Mobile-Cloud Evacuation Guiding for Large-Scale Disasters

In the 2011 Great East Japan Earthquake, both fixed and mobile communication networks had not been available for a long time and/or in wide areas, due to damage to communication infrastructures. As a result, it has been reported that disaster victims and rescuers could not smoothly collect and distribute important information, e.g., safety information, evacuation information, and government information, even though they carried their own mobile nodes, e.g., cellular phones and smart phones.

When disasters occur, disaster victims quickly have to evacuate to near safety places to keep their own safety. Under such situations, it is necessary to grasp the following information: safety places and safe routes to those places. Although they can acquire static information, e.g., map and locations of safety places, in usual time, they cannot grasp dynamic information, e.g., damage situations in disaster areas.

Quickly grasping damage situations will help evacuees to determine actions for evacuation, but it is not necessarily easy to grasp the damage situations, e.g., outbreak of fire, collapse of buildings, flood, and cracks in the ground. It is possible to detect the damage situations by cameras and/or various types of sensors, but it has a potential drawback of restriction of coverage area and breakdown of both such devices and/or communication infrastructures. Therefore, the larger the disaster scale is, the more difficult it is for public institutions to quickly investigate damage situations and to distribute such emergency information to the evacuees.
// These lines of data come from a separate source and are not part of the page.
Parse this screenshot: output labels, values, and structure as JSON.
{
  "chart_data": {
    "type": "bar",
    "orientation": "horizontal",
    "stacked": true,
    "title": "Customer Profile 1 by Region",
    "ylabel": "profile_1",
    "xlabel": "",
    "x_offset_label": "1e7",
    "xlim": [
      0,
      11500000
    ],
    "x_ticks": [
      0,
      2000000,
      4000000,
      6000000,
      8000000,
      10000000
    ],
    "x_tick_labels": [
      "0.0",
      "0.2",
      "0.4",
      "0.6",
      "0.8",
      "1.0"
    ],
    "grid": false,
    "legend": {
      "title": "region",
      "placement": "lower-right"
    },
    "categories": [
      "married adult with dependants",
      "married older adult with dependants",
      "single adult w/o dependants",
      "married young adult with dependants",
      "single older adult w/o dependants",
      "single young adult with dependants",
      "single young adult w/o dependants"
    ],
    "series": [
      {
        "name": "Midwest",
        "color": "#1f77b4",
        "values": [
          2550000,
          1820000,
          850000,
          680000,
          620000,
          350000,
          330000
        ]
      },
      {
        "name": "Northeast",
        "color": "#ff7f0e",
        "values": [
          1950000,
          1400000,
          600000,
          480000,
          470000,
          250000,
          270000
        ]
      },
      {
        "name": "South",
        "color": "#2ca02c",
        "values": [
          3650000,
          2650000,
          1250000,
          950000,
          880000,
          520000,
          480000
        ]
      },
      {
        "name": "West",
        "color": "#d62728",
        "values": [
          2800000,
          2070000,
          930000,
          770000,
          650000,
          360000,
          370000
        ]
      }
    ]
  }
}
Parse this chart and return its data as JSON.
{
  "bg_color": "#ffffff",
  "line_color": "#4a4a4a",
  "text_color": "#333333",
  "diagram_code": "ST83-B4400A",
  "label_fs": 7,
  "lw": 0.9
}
In this project, we try to establish an automatic evacuation guiding scheme using evacuees’ mobile nodes, which can automatically grasp damage situations and guide evacuees. Evacuees can obtain the surrounding map and locations of safety places by preinstalling applications for evacuation guiding in their mobile nodes. When disasters occur, the applications calculate evacuation routes with these local information and navigate the evacuees using the routes. In addition, the applications can also grasp the actual evacuation routes of the evacuees, i.e., their trajectories, by measuring their positions periodically. With the help of the interaction between evacuation guiding by mobile nodes and evacuees’ actual evacuations, the applications can automatically estimate blocked road segments and recalculate evacuation routes by using the estimated information of the blocked road segments.